Suppose we have a Toeplitz operator $ T(a) = \begin{bmatrix} a_{0} & a_{-1} & a_{-2} & \ldots & \ldots &a_{-n+1} &\dots \\\\ a_{1} & a_0 & a_{-1} & \ddots & & \vdots \\\\\ a_{2} & a_{1} & \ddots & \ddots & \ddots& \vdots \\\\ \vdots & \ddots & \ddots & \ddots & a_{-1} & a_{-2}\\\\ \vdots & & \ddots & a_{1} & a_{0}& a_{-1} \\\\ a_{n-1} & \ldots & \ldots & a_{2} & a_{1} & a_{0} \\\\ \vdots \end{bmatrix} $ where $a=(a_k)$, $k\in \mathbb{Z}$.
In the book by Hagen, Roch and Silbermann you can find the conditions when this operator is invertible in $\ell_2$, theorem 1.31, in page 48.
My question is whether there similar conditions for existence of invertibility in space $\ell_1$?
The condition in the book is the following. Denote $\mathbb{T}$ the unit circle in $\mathbb{C}$. Let $a\in L^{\infty}(\mathbb{T})$ and let
$a_k=\frac{1}{2\pi}\int_0^{2\pi}a(e^{i\theta})e^{-ik\theta}d\theta$
Theorem. 1.31 (Coburn's theorem) Let $a\in C(\mathbb{T})$. Operator $T(a)$ is invertible in $\ell_2$ if and only if $0\notin a(\mathbb{T})$ and if $\mathrm{wind}\text{ }a(\mathbb{T})=0$.

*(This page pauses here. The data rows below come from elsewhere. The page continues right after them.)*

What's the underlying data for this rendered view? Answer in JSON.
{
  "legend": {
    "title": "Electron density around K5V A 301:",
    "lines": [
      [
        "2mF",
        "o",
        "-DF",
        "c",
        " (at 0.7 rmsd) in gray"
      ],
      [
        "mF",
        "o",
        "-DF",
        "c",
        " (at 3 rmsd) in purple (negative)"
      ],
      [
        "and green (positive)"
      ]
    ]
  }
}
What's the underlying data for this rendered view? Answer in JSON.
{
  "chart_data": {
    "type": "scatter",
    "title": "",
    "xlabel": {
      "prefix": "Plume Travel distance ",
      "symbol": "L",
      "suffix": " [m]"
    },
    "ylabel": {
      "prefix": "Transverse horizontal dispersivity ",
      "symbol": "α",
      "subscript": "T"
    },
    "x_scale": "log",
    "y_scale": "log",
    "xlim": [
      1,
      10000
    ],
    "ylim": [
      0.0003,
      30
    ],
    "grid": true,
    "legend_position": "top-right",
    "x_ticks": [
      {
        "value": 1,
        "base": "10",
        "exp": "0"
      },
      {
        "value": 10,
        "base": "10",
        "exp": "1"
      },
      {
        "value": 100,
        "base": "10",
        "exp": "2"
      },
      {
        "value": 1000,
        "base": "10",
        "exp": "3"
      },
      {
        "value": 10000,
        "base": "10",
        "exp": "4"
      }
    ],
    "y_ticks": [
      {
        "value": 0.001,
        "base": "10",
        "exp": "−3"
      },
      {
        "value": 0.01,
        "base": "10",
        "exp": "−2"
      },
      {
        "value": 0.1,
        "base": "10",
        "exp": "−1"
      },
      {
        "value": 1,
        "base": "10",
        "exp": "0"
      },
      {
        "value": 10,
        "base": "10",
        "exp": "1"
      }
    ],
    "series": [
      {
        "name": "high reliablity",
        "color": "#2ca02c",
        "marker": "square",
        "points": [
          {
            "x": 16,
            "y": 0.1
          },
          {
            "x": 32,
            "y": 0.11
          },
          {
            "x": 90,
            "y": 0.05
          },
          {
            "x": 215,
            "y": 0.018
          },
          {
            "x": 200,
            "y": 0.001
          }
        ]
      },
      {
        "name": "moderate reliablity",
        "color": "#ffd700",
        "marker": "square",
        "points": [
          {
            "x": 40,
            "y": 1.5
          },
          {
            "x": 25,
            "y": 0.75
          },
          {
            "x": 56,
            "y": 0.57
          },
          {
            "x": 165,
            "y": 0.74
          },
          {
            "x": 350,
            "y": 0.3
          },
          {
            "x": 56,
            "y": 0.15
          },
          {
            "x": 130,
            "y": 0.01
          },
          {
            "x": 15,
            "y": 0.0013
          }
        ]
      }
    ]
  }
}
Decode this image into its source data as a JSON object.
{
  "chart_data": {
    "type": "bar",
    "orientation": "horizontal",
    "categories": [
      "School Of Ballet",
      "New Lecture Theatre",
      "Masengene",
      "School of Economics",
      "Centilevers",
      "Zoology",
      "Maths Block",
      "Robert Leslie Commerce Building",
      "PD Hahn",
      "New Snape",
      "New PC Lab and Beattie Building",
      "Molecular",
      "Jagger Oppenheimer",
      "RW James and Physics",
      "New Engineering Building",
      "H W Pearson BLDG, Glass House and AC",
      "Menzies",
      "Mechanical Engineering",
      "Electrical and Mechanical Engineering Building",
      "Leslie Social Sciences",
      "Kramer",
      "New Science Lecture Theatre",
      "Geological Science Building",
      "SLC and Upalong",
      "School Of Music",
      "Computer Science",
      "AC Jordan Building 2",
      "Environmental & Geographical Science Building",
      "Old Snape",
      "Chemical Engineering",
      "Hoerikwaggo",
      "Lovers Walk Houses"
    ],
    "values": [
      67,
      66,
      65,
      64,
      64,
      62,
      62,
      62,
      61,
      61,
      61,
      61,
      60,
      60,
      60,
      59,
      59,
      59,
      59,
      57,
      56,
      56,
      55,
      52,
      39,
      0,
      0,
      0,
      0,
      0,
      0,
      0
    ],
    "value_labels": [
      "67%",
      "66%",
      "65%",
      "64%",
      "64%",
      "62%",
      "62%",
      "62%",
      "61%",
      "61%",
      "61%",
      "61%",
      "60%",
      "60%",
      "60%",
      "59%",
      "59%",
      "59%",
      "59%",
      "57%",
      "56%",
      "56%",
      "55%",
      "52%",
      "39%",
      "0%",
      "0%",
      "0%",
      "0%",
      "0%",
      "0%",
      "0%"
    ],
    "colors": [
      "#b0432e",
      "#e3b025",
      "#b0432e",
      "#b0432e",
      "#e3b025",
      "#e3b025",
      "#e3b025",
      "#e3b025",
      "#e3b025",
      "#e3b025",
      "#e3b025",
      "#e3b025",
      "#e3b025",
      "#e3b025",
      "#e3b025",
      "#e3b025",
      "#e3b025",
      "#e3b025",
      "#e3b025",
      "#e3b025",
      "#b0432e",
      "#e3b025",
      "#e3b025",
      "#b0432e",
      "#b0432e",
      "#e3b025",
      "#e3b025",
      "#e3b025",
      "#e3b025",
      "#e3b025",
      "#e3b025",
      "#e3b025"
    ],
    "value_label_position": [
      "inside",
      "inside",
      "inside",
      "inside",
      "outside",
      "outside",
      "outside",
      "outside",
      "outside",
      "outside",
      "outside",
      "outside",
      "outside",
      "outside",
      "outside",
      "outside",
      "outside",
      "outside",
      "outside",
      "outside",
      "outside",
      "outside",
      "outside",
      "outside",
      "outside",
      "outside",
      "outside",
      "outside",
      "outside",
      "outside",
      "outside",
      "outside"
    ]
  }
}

Here $\mathrm{wind}\text{ }a(\mathbb{T})$ is a winding number of the curve $a(\mathbb{T})$, provided with the orientation inherited by the usual counter-clockwise orientation of the unit circle, around the origin. (The definition taken from the book)